Mechanism of toxicity and transformation of silver nanoparticles: Inclusive assessment in earthworm-microbe-soil-plant system

Long term and inclusive toxicity studies encompassing soil, plants, and organisms are rare in literature for AgNPs. This study examines AgNP behavior in soil-plant system through 72 weeks long soil experiment, earthworm response, and plant metabolic analysis. AgNP exposed earthworms did not show reproductive failure; yet high oxidative stress and reduced protein synthesis led to significant weight loss. Such stress was highest with AgNP50 exposure. Correspondingly, the 50 ppm exposure of AgNP was capable to reduce nutrient availability and microbial growth in soil. Contrary to previous reports, we demonstrated that dissolution rate of AgNP increased with time in soil.
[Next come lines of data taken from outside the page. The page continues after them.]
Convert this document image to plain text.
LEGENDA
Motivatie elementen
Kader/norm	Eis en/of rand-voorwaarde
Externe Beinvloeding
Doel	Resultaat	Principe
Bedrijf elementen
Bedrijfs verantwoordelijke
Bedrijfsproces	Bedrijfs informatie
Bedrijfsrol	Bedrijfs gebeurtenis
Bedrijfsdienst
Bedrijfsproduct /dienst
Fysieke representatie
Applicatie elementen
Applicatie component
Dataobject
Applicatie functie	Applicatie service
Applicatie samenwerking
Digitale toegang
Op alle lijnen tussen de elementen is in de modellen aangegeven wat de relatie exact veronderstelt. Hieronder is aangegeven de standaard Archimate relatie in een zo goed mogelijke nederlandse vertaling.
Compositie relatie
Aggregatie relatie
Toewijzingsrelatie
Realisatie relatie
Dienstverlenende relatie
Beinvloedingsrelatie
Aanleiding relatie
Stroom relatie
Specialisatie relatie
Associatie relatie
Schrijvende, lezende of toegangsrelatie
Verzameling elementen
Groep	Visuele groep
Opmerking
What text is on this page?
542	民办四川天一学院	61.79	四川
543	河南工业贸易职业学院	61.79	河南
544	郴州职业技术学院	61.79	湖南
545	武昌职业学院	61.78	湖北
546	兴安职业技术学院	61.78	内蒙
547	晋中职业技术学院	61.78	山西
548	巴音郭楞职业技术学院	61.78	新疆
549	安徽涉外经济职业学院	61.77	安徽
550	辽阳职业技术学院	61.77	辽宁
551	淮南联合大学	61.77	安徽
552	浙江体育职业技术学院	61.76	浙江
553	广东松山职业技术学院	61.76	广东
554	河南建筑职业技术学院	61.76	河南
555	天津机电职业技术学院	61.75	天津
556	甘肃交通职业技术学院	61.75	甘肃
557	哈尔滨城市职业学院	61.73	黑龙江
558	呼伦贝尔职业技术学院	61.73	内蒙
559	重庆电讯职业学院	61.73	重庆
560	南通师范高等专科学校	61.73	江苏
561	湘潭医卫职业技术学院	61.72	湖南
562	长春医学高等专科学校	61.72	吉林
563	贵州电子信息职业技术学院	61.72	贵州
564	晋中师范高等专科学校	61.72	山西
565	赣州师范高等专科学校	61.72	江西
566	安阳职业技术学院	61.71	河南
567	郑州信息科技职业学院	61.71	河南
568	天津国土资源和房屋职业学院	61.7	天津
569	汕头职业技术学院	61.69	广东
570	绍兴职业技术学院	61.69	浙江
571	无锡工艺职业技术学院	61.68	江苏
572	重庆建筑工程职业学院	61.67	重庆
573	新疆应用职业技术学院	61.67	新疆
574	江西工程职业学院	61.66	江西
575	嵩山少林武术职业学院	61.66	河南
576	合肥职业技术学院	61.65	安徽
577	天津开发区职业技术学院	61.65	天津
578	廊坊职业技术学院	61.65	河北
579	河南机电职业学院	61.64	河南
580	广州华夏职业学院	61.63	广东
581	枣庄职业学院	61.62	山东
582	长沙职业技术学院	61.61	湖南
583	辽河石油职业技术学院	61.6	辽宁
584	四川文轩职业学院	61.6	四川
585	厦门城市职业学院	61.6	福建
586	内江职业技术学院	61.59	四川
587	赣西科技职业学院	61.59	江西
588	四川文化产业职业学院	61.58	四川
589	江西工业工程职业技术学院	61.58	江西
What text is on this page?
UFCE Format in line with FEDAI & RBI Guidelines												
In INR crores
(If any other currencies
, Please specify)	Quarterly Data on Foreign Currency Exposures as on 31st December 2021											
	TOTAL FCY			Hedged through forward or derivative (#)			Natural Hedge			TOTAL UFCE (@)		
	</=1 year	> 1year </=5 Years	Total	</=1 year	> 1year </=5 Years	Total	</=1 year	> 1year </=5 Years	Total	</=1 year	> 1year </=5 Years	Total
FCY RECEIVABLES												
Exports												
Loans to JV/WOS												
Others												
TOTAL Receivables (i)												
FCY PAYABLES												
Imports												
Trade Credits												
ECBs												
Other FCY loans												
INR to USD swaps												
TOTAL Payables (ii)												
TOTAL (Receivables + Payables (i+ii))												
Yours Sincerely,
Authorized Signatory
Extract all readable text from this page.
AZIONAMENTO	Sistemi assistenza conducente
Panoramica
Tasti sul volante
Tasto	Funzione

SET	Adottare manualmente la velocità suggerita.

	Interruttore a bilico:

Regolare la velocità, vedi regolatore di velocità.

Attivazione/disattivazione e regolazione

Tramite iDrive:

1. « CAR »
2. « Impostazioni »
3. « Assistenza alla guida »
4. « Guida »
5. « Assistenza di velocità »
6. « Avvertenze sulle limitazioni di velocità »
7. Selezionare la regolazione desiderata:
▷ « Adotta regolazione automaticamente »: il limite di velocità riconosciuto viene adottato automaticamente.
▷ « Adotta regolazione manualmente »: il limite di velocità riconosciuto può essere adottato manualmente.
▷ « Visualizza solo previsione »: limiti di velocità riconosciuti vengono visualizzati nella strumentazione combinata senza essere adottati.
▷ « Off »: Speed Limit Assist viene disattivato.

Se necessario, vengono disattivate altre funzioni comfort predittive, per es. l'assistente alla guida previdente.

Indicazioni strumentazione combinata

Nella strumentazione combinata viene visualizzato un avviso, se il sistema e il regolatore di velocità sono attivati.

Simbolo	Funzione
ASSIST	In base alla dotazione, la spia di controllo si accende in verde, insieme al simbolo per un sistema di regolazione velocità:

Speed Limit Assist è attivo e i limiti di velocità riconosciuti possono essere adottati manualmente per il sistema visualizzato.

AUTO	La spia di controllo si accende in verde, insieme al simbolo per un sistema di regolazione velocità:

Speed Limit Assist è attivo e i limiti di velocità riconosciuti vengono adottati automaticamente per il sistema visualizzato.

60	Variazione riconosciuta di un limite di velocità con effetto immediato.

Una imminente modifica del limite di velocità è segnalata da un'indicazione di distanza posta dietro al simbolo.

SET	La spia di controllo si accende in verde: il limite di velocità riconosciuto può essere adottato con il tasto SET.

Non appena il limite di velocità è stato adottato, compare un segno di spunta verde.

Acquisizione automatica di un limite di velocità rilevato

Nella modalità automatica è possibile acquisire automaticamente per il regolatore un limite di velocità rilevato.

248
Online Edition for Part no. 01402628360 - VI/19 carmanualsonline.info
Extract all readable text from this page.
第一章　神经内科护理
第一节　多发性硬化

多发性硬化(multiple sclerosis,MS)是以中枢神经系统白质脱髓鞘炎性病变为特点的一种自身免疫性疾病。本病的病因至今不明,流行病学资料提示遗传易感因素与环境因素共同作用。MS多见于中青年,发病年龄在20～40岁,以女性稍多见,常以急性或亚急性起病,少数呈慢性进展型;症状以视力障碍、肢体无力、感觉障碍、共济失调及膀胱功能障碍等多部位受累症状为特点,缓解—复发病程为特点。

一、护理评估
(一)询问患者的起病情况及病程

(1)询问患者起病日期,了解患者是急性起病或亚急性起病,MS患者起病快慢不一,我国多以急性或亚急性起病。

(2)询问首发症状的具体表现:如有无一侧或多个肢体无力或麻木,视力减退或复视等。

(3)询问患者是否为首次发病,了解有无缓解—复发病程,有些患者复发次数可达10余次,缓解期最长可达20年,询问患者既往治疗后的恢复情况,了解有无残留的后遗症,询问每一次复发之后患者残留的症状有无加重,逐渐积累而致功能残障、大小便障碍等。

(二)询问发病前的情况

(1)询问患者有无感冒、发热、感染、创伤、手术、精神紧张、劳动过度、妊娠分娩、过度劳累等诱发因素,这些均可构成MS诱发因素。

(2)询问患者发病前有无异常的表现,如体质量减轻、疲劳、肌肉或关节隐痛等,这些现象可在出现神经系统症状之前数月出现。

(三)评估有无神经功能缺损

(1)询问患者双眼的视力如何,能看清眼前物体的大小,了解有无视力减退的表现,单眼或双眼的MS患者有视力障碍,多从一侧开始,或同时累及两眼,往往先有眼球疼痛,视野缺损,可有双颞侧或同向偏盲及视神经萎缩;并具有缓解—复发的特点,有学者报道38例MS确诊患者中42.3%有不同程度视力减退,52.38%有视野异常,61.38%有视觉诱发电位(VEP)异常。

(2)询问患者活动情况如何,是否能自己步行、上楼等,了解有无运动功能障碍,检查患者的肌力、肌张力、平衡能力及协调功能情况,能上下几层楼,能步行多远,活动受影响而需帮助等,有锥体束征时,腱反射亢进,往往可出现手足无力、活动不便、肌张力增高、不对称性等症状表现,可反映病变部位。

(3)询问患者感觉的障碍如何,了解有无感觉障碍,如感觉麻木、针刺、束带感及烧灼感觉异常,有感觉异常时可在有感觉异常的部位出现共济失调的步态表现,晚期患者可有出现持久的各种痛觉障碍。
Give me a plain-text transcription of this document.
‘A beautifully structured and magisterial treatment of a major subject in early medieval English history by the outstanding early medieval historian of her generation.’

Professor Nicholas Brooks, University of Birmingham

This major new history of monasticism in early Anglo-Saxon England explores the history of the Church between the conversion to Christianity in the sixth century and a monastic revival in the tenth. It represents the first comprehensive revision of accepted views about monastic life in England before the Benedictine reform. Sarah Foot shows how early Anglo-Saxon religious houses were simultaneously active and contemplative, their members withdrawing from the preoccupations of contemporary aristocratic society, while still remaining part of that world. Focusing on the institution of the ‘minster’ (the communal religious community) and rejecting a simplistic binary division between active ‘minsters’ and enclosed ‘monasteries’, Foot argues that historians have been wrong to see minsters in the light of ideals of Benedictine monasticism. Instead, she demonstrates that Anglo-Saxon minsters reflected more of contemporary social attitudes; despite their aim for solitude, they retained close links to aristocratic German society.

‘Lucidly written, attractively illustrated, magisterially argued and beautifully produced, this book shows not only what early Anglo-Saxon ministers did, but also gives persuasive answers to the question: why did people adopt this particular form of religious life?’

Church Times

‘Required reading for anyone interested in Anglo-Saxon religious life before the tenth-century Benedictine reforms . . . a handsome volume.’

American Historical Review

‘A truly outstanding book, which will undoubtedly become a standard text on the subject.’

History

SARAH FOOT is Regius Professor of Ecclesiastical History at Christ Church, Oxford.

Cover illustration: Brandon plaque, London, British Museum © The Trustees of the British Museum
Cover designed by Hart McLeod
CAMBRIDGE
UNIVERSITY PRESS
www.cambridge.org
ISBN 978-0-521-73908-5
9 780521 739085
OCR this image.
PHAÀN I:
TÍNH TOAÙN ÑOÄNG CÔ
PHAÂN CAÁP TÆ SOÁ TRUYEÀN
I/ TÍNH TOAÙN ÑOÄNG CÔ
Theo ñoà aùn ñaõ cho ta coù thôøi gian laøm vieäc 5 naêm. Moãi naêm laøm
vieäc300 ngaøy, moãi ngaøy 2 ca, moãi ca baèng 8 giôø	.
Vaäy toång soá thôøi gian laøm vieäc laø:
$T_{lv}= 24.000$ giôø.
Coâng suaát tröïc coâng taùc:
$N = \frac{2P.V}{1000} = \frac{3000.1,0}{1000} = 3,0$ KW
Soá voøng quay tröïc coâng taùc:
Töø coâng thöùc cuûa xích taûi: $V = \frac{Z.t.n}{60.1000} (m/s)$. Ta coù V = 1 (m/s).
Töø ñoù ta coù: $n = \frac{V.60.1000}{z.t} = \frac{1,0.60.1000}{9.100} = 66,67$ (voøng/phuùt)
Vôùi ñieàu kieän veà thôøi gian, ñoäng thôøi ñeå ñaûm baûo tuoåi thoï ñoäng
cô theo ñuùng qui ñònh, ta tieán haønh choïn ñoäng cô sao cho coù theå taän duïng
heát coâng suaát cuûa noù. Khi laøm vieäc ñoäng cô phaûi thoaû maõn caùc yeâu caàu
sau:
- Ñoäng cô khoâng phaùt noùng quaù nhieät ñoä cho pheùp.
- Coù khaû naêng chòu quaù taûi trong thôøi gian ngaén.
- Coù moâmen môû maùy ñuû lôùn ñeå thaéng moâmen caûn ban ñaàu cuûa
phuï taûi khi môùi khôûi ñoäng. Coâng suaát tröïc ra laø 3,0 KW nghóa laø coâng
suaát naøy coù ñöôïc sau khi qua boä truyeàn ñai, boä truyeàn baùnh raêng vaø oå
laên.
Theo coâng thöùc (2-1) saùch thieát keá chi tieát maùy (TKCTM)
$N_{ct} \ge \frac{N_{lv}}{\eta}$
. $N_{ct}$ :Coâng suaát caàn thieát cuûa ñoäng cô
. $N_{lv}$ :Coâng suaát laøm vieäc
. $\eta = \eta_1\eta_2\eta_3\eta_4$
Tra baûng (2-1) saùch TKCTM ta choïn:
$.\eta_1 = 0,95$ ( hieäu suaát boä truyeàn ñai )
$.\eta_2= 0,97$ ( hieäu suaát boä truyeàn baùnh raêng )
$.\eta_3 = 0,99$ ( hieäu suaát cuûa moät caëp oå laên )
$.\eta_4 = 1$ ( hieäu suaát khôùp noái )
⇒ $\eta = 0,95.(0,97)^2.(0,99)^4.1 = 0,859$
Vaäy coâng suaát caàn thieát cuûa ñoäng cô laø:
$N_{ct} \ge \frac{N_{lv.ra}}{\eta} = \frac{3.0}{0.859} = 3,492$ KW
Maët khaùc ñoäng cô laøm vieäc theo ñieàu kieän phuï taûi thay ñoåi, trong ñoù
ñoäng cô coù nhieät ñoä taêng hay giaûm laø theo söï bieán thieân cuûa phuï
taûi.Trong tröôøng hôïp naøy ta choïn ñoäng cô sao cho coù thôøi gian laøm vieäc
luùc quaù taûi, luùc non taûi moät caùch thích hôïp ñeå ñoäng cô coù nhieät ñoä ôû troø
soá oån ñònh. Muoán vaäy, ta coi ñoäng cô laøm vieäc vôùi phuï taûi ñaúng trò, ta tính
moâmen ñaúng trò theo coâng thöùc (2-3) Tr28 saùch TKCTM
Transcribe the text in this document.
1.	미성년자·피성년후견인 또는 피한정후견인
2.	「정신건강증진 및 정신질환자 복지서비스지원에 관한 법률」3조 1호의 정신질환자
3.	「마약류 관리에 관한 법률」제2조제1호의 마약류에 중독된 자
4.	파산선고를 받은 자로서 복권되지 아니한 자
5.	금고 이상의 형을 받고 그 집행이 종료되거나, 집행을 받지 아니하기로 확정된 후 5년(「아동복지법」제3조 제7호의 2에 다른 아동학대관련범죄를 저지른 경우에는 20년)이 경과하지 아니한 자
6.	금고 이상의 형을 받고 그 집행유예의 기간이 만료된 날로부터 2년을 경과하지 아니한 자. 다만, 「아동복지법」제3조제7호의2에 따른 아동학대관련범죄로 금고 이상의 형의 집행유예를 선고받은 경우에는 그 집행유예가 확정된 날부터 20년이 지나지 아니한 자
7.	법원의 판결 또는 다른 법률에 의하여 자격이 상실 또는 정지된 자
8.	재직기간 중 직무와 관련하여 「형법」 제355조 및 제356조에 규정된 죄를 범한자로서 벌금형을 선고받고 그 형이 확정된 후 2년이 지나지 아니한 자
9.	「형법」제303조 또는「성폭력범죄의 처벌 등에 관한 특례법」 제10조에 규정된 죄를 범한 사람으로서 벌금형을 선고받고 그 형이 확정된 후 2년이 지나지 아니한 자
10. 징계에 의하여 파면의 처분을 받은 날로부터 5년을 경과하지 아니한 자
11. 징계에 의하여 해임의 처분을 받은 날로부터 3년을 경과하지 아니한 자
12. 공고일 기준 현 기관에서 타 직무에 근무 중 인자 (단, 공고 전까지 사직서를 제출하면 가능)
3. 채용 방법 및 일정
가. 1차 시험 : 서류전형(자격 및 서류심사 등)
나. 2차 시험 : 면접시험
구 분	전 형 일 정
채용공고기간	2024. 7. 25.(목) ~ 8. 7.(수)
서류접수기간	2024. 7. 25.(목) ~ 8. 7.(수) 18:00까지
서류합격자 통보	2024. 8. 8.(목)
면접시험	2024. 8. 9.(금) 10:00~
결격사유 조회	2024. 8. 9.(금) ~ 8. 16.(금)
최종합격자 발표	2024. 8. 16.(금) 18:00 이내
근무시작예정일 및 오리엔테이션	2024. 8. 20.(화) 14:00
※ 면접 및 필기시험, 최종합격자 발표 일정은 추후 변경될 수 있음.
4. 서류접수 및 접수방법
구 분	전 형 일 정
Dynamic Light Scattering and UV-VIS assessments exhibited concentration and time dependent agglomeration of AgNP in soil and aqueous media. Moreover, lab based experiments in aqueous medium revealed that significant reduction in silver availability was due to formation of Ag2S or Ag3PO4; which also greatly affected the P and S availability. Although the vegetative growth of tomato was normal, AgNP (10 mg kg− 1) treatment markedly upset the fruit yield. The 10 mg kg− 1 AgNP exposure significantly enhanced oxidative stress and Ag uptake in plants; consequently, retarded N-assimilating enzyme (glutamate synthase, glutamine synthetase, and nitrate reductase) activity by suppressing their genes in plants. Eventually, photosynthesis and CO2 assimilating efficiency were severely disrupted. These assays were vital to appreciate the true toxicity and are not well attended in most of the studies with AgNPs.